Anyway,I think that's it for now. People should email and write me. I'll hopefully be able to call people soon. I miss you guys.
My life's been going pretty well and excitingly lately though. I'm likin' it. More later, promise. And hopefully I'm working on sending you something. Bye for now.
*****
to appease kurt =) "Hey, the ice age is not coming. You fucking miserable cunt."~Noel Gallagher to Thom Yorke
Sunday, September 1, 2002 2:35am (technically monday) ~ Quick update, cause I'm tired, but wanted to get up the new hopefully functional commenting system. The old one's downfall has almost convinced me to switch to blogger or greymatter. It would probably help me update more, make it require less effort. I dunno, we'll see. So... I'm off to London in four days. It's crazy. I'm really excited, but also overwhelmed and maybe in denial.
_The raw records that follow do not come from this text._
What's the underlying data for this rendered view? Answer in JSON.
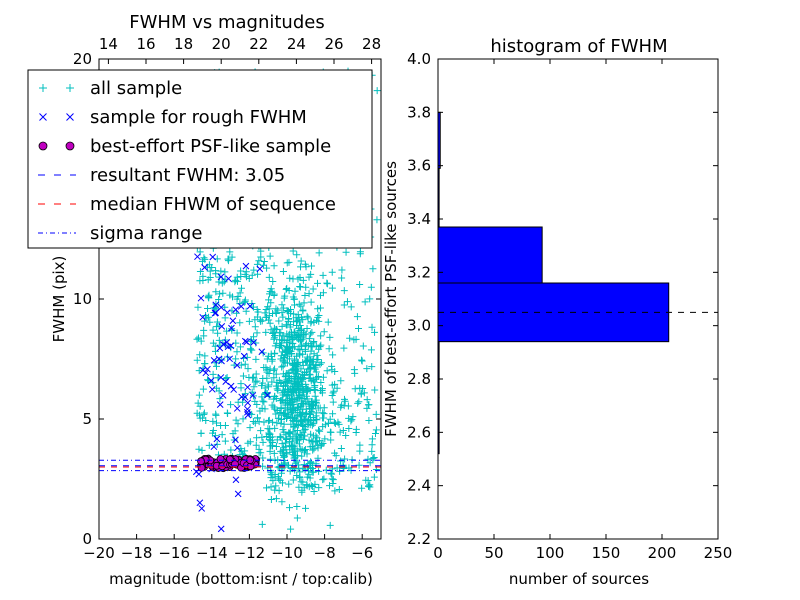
{
  "chart_data": [
    {
      "type": "scatter",
      "title": "FWHM vs magnitudes",
      "xlabel": "magnitude (bottom:isnt / top:calib)",
      "ylabel": "FWHM (pix)",
      "xlim": [
        -20,
        -5
      ],
      "ylim": [
        0,
        20
      ],
      "x_ticks": [
        -20,
        -18,
        -16,
        -14,
        -12,
        -10,
        -8,
        -6
      ],
      "x_tick_labels": [
        "−20",
        "−18",
        "−16",
        "−14",
        "−12",
        "−10",
        "−8",
        "−6"
      ],
      "y_ticks": [
        0,
        5,
        10,
        20
      ],
      "y_tick_labels": [
        "0",
        "5",
        "10",
        "20"
      ],
      "top_axis": {
        "ticks": [
          14,
          16,
          18,
          20,
          22,
          24,
          26,
          28
        ],
        "offset": 33.5
      },
      "lines": {
        "resultant_fwhm": 3.05,
        "median_fwhm": 3.0,
        "sigma_range": [
          2.85,
          3.28
        ]
      },
      "series": [
        {
          "name": "all sample",
          "marker": "+",
          "color": "#00bfbf",
          "clusters": [
            {
              "n": 200,
              "x_range": [
                -14.8,
                -13.3
              ],
              "y_range": [
                3.0,
                19.5
              ]
            },
            {
              "n": 220,
              "x_range": [
                -13.3,
                -11.5
              ],
              "y_range": [
                3.0,
                19.5
              ]
            },
            {
              "n": 120,
              "x_range": [
                -11.5,
                -10.6
              ],
              "y_range": [
                3.0,
                19.5
              ]
            },
            {
              "n": 650,
              "x_mean": -9.5,
              "x_sd": 0.8,
              "y_mean": 6.2,
              "y_sd": 2.2
            },
            {
              "n": 200,
              "x_range": [
                -11.0,
                -5.2
              ],
              "y_range": [
                2.0,
                6.5
              ]
            },
            {
              "n": 140,
              "x_range": [
                -11.0,
                -5.2
              ],
              "y_range": [
                6.5,
                19.5
              ]
            }
          ]
        },
        {
          "name": "sample for rough FWHM",
          "marker": "x",
          "color": "#0000ff",
          "clusters": [
            {
              "n": 12,
              "x_mean": -14.5,
              "x_sd": 0.15,
              "y_mean": 8.5,
              "y_sd": 3.3
            },
            {
              "n": 16,
              "x_mean": -13.8,
              "x_sd": 0.25,
              "y_mean": 7.0,
              "y_sd": 2.5
            },
            {
              "n": 30,
              "x_mean": -13.0,
              "x_sd": 0.45,
              "y_mean": 6.5,
              "y_sd": 2.8
            },
            {
              "n": 18,
              "x_mean": -12.0,
              "x_sd": 0.35,
              "y_mean": 7.0,
              "y_sd": 3.2
            }
          ]
        },
        {
          "name": "best-effort PSF-like sample",
          "marker": "o",
          "color": "#bf00bf",
          "clusters": [
            {
              "n": 110,
              "x_range": [
                -14.6,
                -11.6
              ],
              "y_range": [
                2.95,
                3.35
              ]
            }
          ]
        }
      ],
      "legend": {
        "placement": "top-left",
        "entries": [
          "all sample",
          "sample for rough FWHM",
          "best-effort PSF-like sample",
          "resultant FWHM: 3.05",
          "median FHWM of sequence",
          "sigma range"
        ]
      }
    },
    {
      "type": "bar",
      "orientation": "horizontal",
      "title": "histogram of FWHM",
      "xlabel": "number of sources",
      "ylabel": "FWHM of best-effort PSF-like sources",
      "xlim": [
        0,
        250
      ],
      "ylim": [
        2.2,
        4.0
      ],
      "x_ticks": [
        0,
        50,
        100,
        150,
        200,
        250
      ],
      "y_ticks": [
        2.2,
        2.4,
        2.6,
        2.8,
        3.0,
        3.2,
        3.4,
        3.6,
        3.8,
        4.0
      ],
      "y_tick_labels": [
        "2.2",
        "2.4",
        "2.6",
        "2.8",
        "3.0",
        "3.2",
        "3.4",
        "3.6",
        "3.8",
        "4.0"
      ],
      "bins": [
        {
          "y0": 2.52,
          "y1": 2.73,
          "count": 1
        },
        {
          "y0": 2.73,
          "y1": 2.94,
          "count": 1
        },
        {
          "y0": 2.94,
          "y1": 3.16,
          "count": 206
        },
        {
          "y0": 3.16,
          "y1": 3.37,
          "count": 93
        },
        {
          "y0": 3.37,
          "y1": 3.59,
          "count": 1
        },
        {
          "y0": 3.59,
          "y1": 3.8,
          "count": 2
        }
      ],
      "bar_color": "#0000ff",
      "reference_line": 3.05
    }
  ]
}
There's still so much to do, and I still want my new webpage up, but oh well. This one will have to do for now. It takes a lot of time to move and reformat all these pages. It'll be nice when it's up though. The only real problem is that I've barely got any space left w/ angelfire, so I'm a little limited in what I can put up. All the old videos are back again on the new site and all that good stuff. Ah well....
Yesterday was my last day of work, though I've been going to the store a lot late. I'm hoping we can convince Jen to throw a party at her house wednesday and I can try to get work folk all together one last time. And maybe lure Chris in for some closure.
I know where I'm living in London now. And who I'm living with. I've kind of started packing. Tomorrow my mom and I are spending quality time together =) and running around town trying to get the last things I need. I'm trying to tie up loose ends and do all the stuff I told people I'd do before I leave. Crazy times.... But god is it exciting. Getting my housing info made me crazy excited. Much realer. It's gonna be insane.
Speaking of insane, I've had the weirdest sleeping pattern lately. Maybe my body's adjusting for London time.... but backwards. But anyway, staying up till 5am every night for random reasons. Got hungry, got sad. Weird stuff.
Last night I just started thinking about Thomas and I a lot. All my fears and worries came back. And I don't want to be worrying, and I'm happy to have this time to be single, meet people, date, etc. But balancing that with the fact that you're in love is fucking tough. You don't want to lose it, you don't want to let yourself forget it, as much as that can seem like part of being single and dating other people. Crazy. I talked to him about this a little tonight, but weirdly. I must compile =)
Ok, that's my not so quick quick update. I need sleep. Or more fake bacon.